Description: Two XML-doc inaccuracies:

  1. DriverHealth.LastError is documented as "Most recent error message; null when state is Healthy." The DriverState enum also defines Degraded, Reconnecting, and Faulted states, all of which carry an error; and a driver in Healthy state may legitimately retain the last error from a previously-recovered failure. The "null when Healthy" claim is stronger than the type enforces and than callers should rely on.
  2. IHistoryProvider.ReadAtTimeAsync and ReadEventsAsync are C# default interface methods whose <remarks> say "Default implementation throws". This is accurate, but the sibling IHistorianDataSource declares the same methods as required (non-default) members — the asymmetry between the two history surfaces is undocumented and could surprise an implementer who assumes parity.

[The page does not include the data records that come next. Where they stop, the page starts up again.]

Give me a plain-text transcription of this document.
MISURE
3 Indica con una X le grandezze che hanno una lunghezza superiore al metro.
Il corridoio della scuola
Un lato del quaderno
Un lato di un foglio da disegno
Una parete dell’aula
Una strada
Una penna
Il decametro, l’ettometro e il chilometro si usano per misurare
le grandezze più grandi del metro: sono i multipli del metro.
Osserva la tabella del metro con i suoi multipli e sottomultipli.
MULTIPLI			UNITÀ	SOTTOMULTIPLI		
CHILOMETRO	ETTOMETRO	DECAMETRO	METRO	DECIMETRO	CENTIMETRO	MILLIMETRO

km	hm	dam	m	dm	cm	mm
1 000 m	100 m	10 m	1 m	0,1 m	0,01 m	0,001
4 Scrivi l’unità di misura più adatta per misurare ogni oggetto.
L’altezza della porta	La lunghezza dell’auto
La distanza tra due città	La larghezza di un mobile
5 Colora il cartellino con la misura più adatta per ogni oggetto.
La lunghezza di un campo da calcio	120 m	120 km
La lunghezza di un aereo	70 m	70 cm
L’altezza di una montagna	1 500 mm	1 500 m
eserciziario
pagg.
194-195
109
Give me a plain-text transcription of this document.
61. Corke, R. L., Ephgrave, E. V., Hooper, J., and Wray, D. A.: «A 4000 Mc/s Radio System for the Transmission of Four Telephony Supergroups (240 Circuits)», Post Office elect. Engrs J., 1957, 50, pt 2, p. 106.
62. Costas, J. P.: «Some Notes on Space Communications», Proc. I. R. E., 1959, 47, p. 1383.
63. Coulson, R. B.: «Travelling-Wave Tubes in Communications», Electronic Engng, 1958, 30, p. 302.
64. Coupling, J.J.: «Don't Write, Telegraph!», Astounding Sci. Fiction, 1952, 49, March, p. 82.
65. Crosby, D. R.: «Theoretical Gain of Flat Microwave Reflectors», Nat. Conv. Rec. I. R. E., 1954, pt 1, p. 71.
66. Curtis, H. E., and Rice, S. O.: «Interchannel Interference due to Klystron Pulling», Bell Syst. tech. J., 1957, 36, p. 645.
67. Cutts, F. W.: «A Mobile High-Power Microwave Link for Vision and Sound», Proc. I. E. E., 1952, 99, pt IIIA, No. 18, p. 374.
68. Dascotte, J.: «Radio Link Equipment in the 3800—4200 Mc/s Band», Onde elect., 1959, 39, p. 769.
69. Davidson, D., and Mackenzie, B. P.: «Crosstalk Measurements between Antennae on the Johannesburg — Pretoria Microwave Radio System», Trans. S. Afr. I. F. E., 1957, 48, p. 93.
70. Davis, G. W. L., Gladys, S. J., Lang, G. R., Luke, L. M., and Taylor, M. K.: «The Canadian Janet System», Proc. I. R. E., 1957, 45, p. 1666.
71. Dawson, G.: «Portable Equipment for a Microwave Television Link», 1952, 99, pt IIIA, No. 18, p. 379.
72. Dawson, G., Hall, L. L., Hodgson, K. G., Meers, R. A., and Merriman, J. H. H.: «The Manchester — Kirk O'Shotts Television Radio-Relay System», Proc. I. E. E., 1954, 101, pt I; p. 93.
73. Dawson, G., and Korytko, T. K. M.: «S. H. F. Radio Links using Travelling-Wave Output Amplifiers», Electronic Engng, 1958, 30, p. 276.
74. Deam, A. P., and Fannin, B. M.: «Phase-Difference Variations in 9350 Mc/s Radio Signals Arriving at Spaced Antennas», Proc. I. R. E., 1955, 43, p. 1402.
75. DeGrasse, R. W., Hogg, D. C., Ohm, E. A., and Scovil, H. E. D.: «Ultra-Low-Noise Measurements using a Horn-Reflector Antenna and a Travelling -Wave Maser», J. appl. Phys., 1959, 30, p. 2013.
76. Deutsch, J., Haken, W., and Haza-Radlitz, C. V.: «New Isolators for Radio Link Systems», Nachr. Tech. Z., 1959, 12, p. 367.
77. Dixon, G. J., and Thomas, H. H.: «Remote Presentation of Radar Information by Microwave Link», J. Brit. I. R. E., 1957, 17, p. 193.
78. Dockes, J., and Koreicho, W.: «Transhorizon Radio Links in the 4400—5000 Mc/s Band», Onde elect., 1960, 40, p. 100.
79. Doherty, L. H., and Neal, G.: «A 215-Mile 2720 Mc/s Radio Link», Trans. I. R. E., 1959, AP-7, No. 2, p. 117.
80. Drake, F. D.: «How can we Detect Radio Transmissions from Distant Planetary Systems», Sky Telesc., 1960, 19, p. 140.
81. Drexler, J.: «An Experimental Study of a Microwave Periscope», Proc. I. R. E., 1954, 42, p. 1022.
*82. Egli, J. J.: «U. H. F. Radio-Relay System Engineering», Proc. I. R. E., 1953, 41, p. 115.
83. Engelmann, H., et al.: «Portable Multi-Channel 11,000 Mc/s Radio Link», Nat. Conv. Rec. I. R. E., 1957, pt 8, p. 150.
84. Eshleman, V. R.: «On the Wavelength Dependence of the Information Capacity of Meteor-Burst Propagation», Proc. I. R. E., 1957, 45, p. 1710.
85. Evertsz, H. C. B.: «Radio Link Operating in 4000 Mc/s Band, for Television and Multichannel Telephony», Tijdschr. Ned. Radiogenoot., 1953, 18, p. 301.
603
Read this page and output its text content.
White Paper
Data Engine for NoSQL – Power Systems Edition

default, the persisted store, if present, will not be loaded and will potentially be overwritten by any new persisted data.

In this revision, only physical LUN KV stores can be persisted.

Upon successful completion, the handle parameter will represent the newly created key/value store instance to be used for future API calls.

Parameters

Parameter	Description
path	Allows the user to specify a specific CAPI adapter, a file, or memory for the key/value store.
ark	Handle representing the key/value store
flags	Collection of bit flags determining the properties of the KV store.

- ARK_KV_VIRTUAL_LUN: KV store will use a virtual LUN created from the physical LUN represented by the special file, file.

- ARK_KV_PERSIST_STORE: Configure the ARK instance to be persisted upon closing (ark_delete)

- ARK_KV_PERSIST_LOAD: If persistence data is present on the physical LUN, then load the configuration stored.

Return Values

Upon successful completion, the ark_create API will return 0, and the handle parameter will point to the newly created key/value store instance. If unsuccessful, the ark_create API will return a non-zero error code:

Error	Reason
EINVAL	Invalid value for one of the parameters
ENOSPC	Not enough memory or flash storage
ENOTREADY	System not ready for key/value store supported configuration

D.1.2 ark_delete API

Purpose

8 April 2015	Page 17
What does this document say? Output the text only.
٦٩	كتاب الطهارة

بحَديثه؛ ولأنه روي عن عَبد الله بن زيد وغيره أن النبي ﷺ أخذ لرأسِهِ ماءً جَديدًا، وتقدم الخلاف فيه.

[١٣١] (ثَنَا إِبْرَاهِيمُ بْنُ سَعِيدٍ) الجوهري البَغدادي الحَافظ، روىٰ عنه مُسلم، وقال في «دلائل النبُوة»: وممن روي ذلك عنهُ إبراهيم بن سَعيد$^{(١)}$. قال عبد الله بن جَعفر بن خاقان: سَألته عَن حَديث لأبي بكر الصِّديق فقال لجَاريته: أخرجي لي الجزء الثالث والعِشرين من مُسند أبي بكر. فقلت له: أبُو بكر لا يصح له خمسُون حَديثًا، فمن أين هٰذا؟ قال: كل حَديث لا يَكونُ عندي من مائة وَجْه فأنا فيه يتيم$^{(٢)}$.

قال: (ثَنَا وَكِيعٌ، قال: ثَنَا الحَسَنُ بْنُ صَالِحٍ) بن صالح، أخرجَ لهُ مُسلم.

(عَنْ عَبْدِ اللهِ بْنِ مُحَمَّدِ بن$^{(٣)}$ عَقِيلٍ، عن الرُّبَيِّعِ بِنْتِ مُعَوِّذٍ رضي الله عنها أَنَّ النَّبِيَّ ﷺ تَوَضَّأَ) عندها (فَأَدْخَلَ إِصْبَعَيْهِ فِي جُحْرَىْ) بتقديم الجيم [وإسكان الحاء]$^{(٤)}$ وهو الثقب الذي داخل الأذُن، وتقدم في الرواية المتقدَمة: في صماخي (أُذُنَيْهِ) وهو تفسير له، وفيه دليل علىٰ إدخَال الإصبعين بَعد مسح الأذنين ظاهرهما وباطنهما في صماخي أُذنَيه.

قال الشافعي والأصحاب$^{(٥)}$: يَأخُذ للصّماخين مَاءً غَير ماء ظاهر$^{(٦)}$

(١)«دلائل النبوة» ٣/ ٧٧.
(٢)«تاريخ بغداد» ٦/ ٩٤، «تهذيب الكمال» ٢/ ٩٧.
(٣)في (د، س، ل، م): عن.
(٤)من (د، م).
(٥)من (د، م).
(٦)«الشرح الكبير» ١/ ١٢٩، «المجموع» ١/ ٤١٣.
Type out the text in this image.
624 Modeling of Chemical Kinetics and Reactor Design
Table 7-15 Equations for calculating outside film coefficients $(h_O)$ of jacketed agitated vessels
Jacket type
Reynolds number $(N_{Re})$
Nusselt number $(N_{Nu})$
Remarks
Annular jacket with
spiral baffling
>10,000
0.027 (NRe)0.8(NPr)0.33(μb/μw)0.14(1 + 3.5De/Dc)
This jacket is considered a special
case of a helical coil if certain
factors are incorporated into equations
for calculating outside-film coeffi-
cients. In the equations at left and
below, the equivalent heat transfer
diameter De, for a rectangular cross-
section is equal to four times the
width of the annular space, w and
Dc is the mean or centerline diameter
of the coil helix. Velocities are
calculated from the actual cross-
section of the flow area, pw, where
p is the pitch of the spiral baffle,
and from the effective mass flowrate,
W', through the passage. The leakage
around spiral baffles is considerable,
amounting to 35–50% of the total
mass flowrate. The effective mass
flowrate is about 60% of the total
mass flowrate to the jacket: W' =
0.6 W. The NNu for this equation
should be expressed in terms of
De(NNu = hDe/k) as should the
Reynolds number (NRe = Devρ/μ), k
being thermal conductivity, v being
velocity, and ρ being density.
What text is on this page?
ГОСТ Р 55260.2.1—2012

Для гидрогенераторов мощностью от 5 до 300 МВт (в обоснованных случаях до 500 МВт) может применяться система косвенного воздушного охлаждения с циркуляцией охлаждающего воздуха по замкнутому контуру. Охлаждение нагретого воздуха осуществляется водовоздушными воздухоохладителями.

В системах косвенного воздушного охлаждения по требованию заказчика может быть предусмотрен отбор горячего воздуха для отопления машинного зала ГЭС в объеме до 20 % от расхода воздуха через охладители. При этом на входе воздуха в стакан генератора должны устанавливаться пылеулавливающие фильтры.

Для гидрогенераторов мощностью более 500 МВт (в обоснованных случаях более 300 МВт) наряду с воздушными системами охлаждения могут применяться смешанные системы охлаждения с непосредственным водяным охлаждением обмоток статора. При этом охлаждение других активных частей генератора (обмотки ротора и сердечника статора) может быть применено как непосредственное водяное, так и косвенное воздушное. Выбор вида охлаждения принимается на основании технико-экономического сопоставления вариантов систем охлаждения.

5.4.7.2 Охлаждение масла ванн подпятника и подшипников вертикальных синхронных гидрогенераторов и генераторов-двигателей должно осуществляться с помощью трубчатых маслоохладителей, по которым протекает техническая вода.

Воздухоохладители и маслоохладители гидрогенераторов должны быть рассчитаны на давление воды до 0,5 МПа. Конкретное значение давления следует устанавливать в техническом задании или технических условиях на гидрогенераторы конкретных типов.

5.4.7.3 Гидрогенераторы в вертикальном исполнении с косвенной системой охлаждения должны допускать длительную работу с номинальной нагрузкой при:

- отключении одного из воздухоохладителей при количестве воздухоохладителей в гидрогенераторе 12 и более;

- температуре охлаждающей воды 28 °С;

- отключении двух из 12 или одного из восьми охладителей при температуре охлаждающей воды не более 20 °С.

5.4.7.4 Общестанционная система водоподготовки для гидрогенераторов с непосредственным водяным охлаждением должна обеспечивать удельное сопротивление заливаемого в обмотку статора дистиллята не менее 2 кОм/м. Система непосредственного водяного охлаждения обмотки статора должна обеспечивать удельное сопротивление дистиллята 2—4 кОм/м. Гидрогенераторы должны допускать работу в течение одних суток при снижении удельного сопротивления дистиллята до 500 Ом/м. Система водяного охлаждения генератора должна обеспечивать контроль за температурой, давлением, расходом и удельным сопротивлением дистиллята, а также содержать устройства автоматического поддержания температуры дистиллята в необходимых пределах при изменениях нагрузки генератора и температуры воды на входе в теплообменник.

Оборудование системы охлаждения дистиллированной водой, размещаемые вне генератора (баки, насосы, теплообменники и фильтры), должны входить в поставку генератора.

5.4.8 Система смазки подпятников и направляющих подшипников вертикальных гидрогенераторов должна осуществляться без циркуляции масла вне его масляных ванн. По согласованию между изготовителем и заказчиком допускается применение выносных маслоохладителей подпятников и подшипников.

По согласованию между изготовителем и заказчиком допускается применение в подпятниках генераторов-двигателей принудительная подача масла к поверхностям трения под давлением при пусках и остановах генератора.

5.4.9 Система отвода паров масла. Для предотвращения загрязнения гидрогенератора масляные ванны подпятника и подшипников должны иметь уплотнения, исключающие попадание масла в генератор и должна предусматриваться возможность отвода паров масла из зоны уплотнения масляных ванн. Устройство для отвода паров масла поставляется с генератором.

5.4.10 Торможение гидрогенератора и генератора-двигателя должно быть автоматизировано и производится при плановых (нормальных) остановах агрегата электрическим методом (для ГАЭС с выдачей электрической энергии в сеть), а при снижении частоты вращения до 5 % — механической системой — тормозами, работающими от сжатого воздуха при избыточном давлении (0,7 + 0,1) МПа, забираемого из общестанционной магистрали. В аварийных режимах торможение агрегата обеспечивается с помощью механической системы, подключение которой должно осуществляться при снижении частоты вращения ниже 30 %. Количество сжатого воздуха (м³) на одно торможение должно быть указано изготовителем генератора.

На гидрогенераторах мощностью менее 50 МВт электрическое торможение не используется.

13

Recommendation: Reword DriverHealth.LastError to "Most recent error message; may be null when no error has been recorded" without tying nullness to a specific state. Add a one-line note on IHistoryProvider/IHistorianDataSource explaining why one surface uses default methods and the other does not.

Resolution: Resolved 2026-05-23 — reworded DriverHealth.LastError to "null when no error has been recorded" and called out that the field is independent of State. Added an asymmetry <remarks> to IHistoryProvider (default-impl-throws so legacy drivers compile) and to IHistorianDataSource.ReadEventsAsync (required because server-side historians own the full surface) cross-referencing the finding. Added LastError_IsIndependent_OfState + DriverState_EnumContainsExpectedMembers and HistoryProvider_OptionalMethods_HaveDefaultImplementation contract tests so the asymmetry pins.